Pont entre deux éternités, éclair entre deux obscurités — que nous chaut ? Cette phraséologie nous indiffère. Nous ne craignons ni la vie, ni la mort. Vivre, pour nous, c’est nous tenir du commencement à la fin de l’année, du mois, de la semaine, du jour, à l’affût d’une volupté de vivre nouvelle. Nous voulons que la mort nous surprenne en train d’expérimenter quelque joie originale, quelque inédit plaisir, non point succombant sous le faix des regrets du passé, des remords, des macérations. Jouissons aujourd’hui, car demain, nous mourrons, voilà la vraie sagesse. Et tout le reste n’est que littérature ou narcotique.

En terminant, un conseil aux annonciateurs de sociétés anarchistes ou libertaires.
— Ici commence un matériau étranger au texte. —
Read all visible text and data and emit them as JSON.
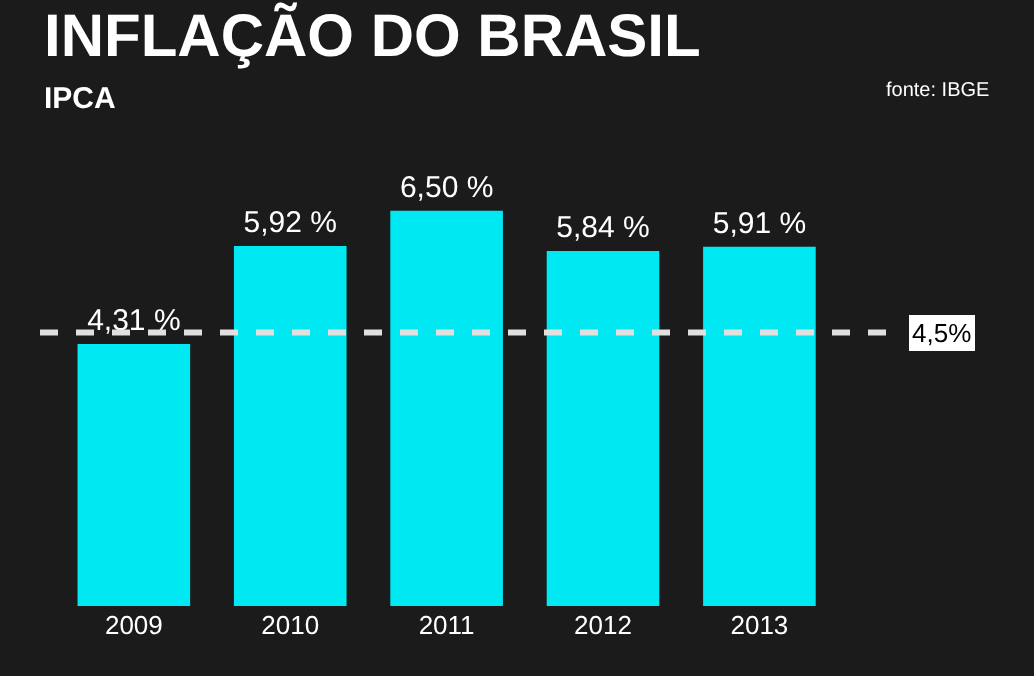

Vous n’attirerez personne à vous, nous ne gagnerons personne à nos opinions si nous continuons à présenter l’humanité anarchiste et d’abord le milieu libertaire actuel comme une succursale de la « Vallée de larmes » biblique et les anarchistes comme des successeurs de « l’homme de douleurs » des chemins de Croix. Mais non, le milieu anarchiste, l’humanité libertaire consistant, en groupements, associations, où en bonne camaraderie, sans foi ni loi, sans censeurs moraux, ni freins spirituels, on ne se préoccupe « entre soi » de la naissance au trépas, que de jouir de la vie, se contenter, se rendre en un mot et avant toute autre chose, l’existence facile, agréable, joyeuse — le travail étant considéré comme une distraction d’ordre secondaire, incluse dans les récréations quotidiennes. Si, dans le vocabulaire anarchiste, « bien » et « vertu » avaient une signification, eh bien volupté égalerait vertu, et jouissance égalerait bien. Le mal, le vice parmi nous, c’est la douleur, c’est la peine, c’est se contraindre, se sentir repris « en sa conscience ». Si on décrivait le milieu anarchiste sous ces couleurs-là — et ce sont vraiment ses couleurs — « la révolution » marcherait certainement d’un pas plus rapide !

Car, faire une révolution pour continuer à appeler bien ou vertu la fatigue, la peine, la souffrance, les soucis, la résignation, la restriction, ça n’en vaut assurément pas la peine.

Mais sommes-nous assez dégagés, vous et moi, de la gangue chrétienne, assez guéris de l’infection moralo-spiritualiste ; assez mécanistes, matérialistes, déterministes, — la « bête en nous » a-t-elle suffisamment reconquis le terrain qui lui appartient incontestablement — pour vivre et propager cette radieuse et flamboyante notion de l’anarchisme ?

 

E. ARMAND.

l’en dehors N° 89-90 – 5e année Mi-Sept. 1926.

Notes

[1] La Société Libertaire, par Georges Bastien. (Editions de « Germinal », 12, place Fauvel, Amiens (75 cent.)